I did not grow up celebrating Christmas; like many other Jews, my family spent the holiday eating Chinese food, watching movies, and looking quizzically at our friends who went to midnight mass. Christmas was for Christians, holiday lights were for goys, and we weren’t among the 32% of Jews who have Hanukkah bushes. While I would always be a bit more cheerful when Hanukkah fell on the same day as Christmas (as it does this year), I never felt left out of the holidays. That is, until November 25th, 2016.

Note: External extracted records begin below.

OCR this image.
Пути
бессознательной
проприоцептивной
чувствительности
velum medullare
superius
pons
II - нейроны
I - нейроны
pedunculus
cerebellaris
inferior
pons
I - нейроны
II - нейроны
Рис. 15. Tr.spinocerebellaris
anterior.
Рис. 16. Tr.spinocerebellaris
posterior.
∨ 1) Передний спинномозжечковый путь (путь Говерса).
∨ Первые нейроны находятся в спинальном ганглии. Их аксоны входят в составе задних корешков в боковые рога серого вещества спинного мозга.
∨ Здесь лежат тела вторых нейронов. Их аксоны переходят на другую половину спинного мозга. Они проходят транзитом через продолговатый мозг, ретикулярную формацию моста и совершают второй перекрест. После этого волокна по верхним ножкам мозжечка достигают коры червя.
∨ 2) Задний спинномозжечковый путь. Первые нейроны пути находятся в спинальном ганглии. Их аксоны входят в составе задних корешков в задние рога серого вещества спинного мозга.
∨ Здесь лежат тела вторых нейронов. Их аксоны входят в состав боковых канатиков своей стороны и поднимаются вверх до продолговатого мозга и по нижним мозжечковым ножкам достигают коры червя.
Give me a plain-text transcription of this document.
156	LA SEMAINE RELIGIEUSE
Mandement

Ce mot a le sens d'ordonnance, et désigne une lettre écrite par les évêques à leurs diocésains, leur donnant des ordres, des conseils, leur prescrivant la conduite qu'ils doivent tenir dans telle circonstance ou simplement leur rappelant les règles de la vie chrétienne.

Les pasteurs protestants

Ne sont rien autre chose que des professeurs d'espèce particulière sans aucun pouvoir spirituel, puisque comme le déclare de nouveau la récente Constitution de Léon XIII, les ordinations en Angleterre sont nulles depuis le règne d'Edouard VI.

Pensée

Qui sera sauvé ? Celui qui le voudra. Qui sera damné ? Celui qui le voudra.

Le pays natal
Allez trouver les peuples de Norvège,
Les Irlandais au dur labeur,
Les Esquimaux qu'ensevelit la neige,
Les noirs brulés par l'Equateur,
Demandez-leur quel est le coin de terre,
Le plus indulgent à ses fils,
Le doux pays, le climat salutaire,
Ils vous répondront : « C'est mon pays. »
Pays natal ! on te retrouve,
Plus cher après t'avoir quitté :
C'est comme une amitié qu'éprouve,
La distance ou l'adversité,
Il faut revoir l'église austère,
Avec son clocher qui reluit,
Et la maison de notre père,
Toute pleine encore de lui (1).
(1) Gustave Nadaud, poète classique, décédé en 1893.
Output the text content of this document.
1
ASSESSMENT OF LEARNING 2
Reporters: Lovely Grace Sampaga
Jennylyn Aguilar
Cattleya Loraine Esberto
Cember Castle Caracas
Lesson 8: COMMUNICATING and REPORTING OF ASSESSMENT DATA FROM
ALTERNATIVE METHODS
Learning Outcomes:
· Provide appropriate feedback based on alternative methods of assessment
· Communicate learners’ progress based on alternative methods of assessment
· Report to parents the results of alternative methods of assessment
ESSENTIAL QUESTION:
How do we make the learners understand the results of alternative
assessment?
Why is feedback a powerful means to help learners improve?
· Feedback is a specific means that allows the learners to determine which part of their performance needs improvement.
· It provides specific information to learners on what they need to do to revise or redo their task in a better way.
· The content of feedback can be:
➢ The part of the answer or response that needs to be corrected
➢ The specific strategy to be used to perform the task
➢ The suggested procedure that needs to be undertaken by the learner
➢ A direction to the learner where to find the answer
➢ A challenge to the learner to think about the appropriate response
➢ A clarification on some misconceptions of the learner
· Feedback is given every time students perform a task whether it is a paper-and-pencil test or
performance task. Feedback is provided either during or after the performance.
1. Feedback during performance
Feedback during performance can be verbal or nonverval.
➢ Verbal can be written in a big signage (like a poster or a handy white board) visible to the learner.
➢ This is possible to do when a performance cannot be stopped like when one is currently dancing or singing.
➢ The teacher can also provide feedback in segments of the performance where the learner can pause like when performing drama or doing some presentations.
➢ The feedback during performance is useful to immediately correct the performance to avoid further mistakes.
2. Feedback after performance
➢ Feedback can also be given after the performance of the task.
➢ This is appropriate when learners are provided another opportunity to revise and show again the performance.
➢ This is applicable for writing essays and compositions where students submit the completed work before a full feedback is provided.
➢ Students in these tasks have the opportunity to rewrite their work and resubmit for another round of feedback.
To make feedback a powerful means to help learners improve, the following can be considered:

That was the day I took part in a beloved Bay Area tradition, The Dickens Fair -- a fantastical world based on Dickens’ A Christmas Carol, which is on full dioramic display inside the Cow Palace in Daly City. I had heard merry musings about this event over the years, mostly from my Renaissance Faire-attending (and often Christmas-celebrating) friends, but in nearly 30 years of Bay living I was unaware of the sheer spectacle that is Victorian London. Here, hundreds of costumed actors interact with equally well-attired attendees throughout 120,000sqft of theatrically-lit music halls, pubs, dance floors, and Christmas shops.
This dreamscape has sprung to life nearly every year since 1970. During each day of the Fair’s five weekend run, every day is Christmas Eve and filled with the merriment you would expect from your least dysfunctional side of the family. The air smells of cinnamon and nutmeg, the music is upbeat, and the “streets of London” are lined with lively shopkeepers ready to sell you finery for under your tree (or Hanukkah bush). Even I can get behind a version of 1850s London where everyone is in good spirits, so my friend and I donned our rose-colored, anachronistic glasses and headed back in time to the least depressing version of a Dickens novel.